Another way of "exploding" glass is by vibrating it at a harmonic frequency until the whole semi-crystalline structure shatters. Could such a vibration have caused this? Who knows. but it doesn't seem to fit well either. The vibration would have had to have been unhearable by Ms X or others, yet be powerful. It would have had to have had some "help" to be unidirectional from inside out in its force effect. And nothing is known about anything which could have pulled this off. [and no other glass had a problem with what must have been very oddly focussed.]


So, maybe we still have a problem. If we do, did the mystery woman have anything to do with it? Again, who knows? She could have been a mere coincidence. Experiencers of weird things often combine everything even slightly out of the norm into their scrambling to find meaning in these things. We are REALLY at a loss on the "odd woman" part of this tale, due to lack of any description. It would have been "handy" if she was dressed "out-of-style". Then all manner of "reality slippage" sorts of ideas might be on the table.

With what little we have, the odd woman could be included in what has become a much expanded concept of the old "Men-in-Black" idea.
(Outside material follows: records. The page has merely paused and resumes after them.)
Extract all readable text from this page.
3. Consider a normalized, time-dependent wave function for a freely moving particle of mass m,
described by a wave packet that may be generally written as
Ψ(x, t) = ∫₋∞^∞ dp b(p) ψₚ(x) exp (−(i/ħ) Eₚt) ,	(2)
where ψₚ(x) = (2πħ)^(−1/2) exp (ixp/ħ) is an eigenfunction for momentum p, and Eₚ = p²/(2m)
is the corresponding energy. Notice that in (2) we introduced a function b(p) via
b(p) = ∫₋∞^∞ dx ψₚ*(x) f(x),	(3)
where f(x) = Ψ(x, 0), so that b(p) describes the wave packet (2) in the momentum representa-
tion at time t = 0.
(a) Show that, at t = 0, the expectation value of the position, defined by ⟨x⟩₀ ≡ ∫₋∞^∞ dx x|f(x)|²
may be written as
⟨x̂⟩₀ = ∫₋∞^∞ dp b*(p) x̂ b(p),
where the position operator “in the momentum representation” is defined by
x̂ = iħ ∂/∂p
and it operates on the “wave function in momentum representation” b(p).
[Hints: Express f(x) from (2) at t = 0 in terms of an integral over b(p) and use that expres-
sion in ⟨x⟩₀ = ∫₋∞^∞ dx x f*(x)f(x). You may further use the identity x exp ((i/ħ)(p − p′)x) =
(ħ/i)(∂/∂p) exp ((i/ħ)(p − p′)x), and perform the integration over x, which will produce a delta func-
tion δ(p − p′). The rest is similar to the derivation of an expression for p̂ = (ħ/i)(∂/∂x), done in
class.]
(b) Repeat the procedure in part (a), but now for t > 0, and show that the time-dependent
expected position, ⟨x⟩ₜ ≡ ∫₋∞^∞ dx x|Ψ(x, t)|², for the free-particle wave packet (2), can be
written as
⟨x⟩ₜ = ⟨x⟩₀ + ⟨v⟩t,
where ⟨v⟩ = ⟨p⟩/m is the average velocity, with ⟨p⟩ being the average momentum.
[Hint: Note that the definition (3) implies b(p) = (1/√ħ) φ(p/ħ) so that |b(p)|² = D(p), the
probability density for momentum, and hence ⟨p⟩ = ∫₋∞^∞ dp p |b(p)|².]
The new version embraces all sorts of strangely behaving persons who show up for the weird interlude, make very little sense, then fade out of the story like an episode in a bad dream. Was she this sort of entity?



The thought of exploding windows brings the thought "poltergeist" to mind. Agreed, but poltergeist cases don't really do this. They might throw rocks at houses and windows, they might throw and burst inside crockery, sometimes hitting a window. But blowing out windows from the inside?.... others will know better than I. A "nice" violent crockery-shattering poltergeist case was the Baltimore, OH case of 1960. This was one of those ongoing things with many alleged events, centered in this case on the father of the family. It was attributed by the famous researcher, Nandor Fodor [whom we have talked about before on the blog], as being connected with the teenage son in the family. I have my skepticisms about the "unconscious psychokinesis in stressed teenagers" theory of poltergeists, but it is a thought prominently going about. Ms R assures me that her friend Ms X was nothing but a happy [generally] college girl at the time, however. And there is nothing repetitive about this.

So what have we? Rare odd physical event of some kind? Repressed subconscious PK? Dark "energy" or restless spirit brought to the house by a strange woman? Reality or time slippage?


Calling all experts!! Jerry Clark, where are you??